After the temporaries are shadowed, the next type of VEX storage that we’ll have to shadow is thread state. Thread state represents the registers and cpu flags of the underlying program. But at the VEX level, it doesn’t look like a bunch of named registers, it looks like an array of bytes. For any register on the processor, there’s a location in this array that cooresponds to it. But instead of this byte array having slots for each value, it’s completely unstructured; it’s just bytes. A single floating-point value can take up four or eight bytes, and you can’t usually count on things being aligned in a nice way.

To handle this, we’ll pretend that each floating-point value can take up a single byte.
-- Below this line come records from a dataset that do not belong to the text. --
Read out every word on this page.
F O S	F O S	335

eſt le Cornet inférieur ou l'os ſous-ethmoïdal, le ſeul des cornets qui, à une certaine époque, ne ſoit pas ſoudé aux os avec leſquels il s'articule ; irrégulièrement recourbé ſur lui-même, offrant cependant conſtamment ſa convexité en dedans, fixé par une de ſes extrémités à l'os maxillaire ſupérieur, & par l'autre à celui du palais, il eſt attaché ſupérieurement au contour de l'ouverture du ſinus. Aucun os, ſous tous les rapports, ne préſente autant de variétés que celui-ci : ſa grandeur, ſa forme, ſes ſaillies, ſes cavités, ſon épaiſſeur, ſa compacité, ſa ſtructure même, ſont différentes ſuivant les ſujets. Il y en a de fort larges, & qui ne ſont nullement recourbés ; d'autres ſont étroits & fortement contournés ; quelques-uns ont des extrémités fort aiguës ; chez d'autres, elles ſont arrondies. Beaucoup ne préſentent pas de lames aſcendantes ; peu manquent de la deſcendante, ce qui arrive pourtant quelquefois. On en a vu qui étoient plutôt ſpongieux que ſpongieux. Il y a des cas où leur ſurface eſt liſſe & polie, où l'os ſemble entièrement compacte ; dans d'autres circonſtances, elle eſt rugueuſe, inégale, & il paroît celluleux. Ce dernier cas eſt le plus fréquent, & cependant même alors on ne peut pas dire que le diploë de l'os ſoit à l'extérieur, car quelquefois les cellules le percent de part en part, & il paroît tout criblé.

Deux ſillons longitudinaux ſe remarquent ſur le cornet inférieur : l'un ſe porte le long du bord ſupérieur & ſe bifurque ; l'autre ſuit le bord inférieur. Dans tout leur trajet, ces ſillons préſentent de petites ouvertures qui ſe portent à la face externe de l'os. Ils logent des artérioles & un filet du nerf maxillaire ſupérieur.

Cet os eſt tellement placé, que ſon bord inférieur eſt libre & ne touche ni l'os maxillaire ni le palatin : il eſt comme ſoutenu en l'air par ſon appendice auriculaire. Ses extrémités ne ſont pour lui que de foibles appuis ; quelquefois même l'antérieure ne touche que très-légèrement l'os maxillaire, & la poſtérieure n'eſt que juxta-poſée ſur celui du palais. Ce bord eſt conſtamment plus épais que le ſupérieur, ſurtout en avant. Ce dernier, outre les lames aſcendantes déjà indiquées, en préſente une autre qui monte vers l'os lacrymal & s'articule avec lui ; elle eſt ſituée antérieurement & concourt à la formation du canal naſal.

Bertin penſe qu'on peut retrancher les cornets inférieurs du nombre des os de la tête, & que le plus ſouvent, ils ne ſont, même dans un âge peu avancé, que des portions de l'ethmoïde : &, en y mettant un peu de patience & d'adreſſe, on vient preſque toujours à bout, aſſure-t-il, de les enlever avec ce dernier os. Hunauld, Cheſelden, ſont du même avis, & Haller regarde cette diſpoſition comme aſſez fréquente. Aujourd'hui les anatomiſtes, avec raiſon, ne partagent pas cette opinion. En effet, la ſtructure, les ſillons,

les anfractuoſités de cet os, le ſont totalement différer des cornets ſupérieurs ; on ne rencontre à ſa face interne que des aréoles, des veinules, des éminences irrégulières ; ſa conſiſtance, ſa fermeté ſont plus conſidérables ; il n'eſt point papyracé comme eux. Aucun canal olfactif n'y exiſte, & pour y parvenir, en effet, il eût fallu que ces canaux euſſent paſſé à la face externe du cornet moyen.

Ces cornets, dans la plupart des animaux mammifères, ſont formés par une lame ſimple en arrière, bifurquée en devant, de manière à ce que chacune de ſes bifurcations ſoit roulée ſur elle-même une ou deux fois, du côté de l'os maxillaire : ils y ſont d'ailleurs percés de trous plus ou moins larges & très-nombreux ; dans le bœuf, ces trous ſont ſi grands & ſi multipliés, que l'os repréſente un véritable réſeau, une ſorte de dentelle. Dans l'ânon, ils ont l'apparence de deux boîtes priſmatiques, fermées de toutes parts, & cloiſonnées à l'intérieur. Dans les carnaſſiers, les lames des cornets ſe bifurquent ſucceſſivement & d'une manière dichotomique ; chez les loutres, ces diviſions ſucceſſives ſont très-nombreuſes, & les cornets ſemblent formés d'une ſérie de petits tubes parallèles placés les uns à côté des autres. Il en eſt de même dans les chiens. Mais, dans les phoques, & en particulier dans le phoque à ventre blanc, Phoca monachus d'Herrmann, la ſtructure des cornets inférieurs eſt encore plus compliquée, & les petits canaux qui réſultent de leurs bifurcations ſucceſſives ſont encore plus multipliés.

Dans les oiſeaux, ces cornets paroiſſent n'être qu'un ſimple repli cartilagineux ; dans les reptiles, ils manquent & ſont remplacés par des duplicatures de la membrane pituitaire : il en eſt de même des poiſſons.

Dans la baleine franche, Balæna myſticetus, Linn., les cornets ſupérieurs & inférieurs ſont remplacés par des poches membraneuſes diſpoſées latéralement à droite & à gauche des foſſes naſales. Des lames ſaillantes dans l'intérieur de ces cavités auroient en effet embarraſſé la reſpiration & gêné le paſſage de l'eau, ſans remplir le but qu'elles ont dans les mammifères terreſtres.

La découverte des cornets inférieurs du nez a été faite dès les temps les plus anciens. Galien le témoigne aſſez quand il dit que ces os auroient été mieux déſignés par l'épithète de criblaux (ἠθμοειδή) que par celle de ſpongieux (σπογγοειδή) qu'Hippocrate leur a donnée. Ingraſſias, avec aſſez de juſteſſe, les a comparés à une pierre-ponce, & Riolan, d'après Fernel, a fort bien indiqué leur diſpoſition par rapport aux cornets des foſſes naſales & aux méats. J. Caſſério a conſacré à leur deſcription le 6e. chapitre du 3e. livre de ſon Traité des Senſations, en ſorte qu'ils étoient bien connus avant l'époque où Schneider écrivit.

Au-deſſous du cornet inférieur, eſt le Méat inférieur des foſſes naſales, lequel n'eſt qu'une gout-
Then, we’ll shadow the bytes much like we shadowed temporaries, with a parallel list where each shadow aligns with the thing it’s shadowing in the original list. But when we store a floating point value in a location in thread state, we’ll store it’s shadow in the first byte of that location in the shadow thread state, and then mark some of the bytes after as “non-float”. For instance, if we’re storing a 64-bit float in thread state at byte 240, we’ll store it’s shadow in shadow thread state at byte 240, and then set bytes 241, 242, 243, 244, 245, 246, and 247 to “non-float”.
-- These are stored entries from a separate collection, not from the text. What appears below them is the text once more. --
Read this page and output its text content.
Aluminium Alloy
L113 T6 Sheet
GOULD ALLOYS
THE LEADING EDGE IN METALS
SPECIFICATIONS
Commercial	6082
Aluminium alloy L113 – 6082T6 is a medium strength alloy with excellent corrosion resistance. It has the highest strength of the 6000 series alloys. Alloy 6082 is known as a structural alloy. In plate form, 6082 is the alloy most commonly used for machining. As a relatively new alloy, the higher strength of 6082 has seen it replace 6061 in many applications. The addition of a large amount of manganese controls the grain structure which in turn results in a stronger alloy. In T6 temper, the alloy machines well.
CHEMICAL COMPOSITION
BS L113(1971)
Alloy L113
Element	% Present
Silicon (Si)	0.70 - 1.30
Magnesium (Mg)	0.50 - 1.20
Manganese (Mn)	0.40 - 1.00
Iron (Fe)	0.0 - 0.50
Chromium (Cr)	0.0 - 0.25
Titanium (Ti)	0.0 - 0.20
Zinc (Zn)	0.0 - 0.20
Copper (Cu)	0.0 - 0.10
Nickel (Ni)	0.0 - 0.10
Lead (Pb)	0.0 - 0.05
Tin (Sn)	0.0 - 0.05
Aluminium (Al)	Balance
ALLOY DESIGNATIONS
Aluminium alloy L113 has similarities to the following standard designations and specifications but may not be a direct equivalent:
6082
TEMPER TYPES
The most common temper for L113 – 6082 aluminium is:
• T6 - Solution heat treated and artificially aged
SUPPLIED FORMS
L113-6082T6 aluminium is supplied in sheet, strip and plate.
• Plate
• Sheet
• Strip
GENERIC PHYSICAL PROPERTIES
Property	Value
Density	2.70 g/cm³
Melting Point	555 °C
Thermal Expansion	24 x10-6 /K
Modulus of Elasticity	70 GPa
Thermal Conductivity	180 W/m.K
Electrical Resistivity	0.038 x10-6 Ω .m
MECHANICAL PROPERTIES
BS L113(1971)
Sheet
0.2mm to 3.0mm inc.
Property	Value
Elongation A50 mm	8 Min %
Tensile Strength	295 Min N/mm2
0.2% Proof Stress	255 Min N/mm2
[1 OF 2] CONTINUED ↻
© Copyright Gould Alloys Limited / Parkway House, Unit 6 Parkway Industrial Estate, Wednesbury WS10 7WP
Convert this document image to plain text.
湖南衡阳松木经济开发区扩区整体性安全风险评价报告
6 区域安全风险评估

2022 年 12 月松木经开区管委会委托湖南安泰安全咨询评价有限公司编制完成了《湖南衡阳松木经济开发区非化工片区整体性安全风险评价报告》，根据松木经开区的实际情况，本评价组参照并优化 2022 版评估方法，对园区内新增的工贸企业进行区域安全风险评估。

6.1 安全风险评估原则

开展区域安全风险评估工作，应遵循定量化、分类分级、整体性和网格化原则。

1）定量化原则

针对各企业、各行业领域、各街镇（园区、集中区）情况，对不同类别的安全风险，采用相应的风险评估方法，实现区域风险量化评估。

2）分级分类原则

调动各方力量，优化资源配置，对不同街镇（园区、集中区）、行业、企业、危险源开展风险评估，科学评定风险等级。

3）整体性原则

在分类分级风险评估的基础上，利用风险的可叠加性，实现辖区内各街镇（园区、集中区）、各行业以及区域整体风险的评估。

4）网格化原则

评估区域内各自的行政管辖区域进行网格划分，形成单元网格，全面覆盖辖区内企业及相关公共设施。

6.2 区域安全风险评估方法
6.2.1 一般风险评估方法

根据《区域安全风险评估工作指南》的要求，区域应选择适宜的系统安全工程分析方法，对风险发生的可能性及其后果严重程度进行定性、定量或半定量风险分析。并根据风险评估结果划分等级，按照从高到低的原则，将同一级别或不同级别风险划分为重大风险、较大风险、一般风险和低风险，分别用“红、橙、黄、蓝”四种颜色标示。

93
The last type of storage is memory. Memory is a list of bytes like thread state, so we’ll use the same trick we just described to shadow it. But unlike thread state, memory is huge. And unlike the temporaries, we’re not always storing values right at the beginning of memory (in fact, we rarely are), so we can’t just pick a reasonable prefix of memory to shadow. Instead, values can be stored all around, sometimes seperated from each other by gigabytes of “dead” space.
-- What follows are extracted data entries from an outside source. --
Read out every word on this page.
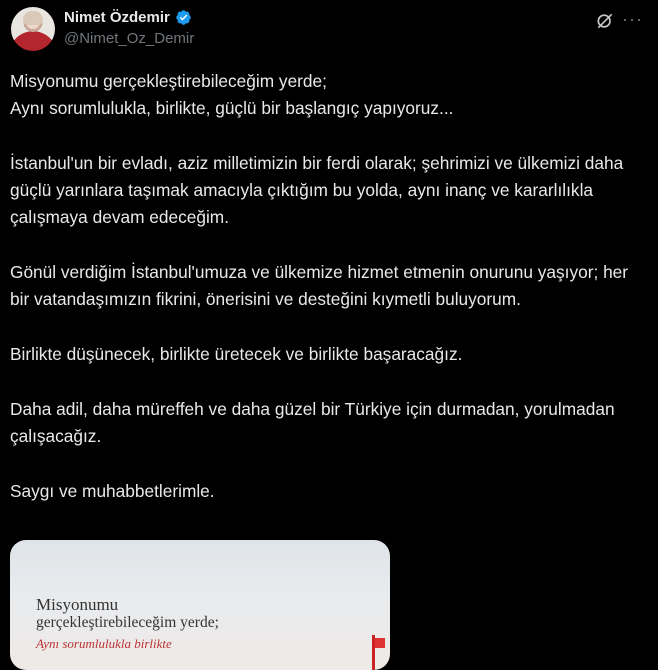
Nimet Özdemir
@Nimet_Oz_Demir
···

Misyonumu gerçekleştirebileceğim yerde;
Aynı sorumlulukla, birlikte, güçlü bir başlangıç yapıyoruz...

İstanbul'un bir evladı, aziz milletimizin bir ferdi olarak; şehrimizi ve ülkemizi daha güçlü yarınlara taşımak amacıyla çıktığım bu yolda, aynı inanç ve kararlılıkla çalışmaya devam edeceğim.

Gönül verdiğim İstanbul'umuza ve ülkemize hizmet etmenin onurunu yaşıyor; her bir vatandaşımızın fikrini, önerisini ve desteğini kıymetli buluyorum.

Birlikte düşünecek, birlikte üretecek ve birlikte başaracağız.

Daha adil, daha müreffeh ve daha güzel bir Türkiye için durmadan, yorulmadan çalışacağız.

Saygı ve muhabbetlerimle.

Misyonumu
gerçekleştirebileceğim yerde;
Aynı sorumlulukla birlikte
So instead of using a big array to store our values, we use a hash table. For those who aren’t familiar, a hash table is a mapping from keys to values, with constant lookup time, and using much less storage than the number of possible keys. In the case of shadow memory, our keys are memory addresses, and our values are shadow values. With the magic of hash functions, we can allow storing shadow values at any memory address, without having to use as much space as all of memory when we’re not storing things in all of memory.

Now that we’ve figured out how to shadow all these types of memory, the rest is reasonably straightforward (well, until you try to actually implement it…). When we see an instruction in the original program which moves a value from memory to thread state, for instance, or from a temporary to memory, we will add an instruction which moves from the shadow temporary which cooresponds to the source location, to the shadow destination. When we see a floating point instruction in the original program which is doing some sort of mathematical operation, we’ll create shadow values for the arguments if they don’t exist, and put the shadow result in the shadow destination. With just these two parts (a way to create and manipulate shadow values, and a way to move them around), we can track the entire execution of the program. When it’s finally done, wherever it puts the result, we’ll find an exact result in the cooresponding shadow temporary.

That’s pretty much it for the Real Machine! With these parts, we can get the (almost) exactly correct result, and we can compare it to the computed result to figure out how much error there is.

  1. The “reliably” part is in there because it guarantees correct rounding, unlike the library it is based on, GMP

  2. Well, almost always. There are programs that have been discovered by numerical analysts which will converge on the same answer for any amount of finite precision, but have a different answer in the real numbers. These programs are rare enough thouth that we aren’t worrying about them for Herbgrind. 

  3. Well, for temporaries this isn’t quite true. VEX has a type system for the temporaries, but it doesn’t give you all the guarantees you’d want. You’ll never find an integer in a “float-typed” register, but you often find floating-point numbers in temporaries labeled for integers.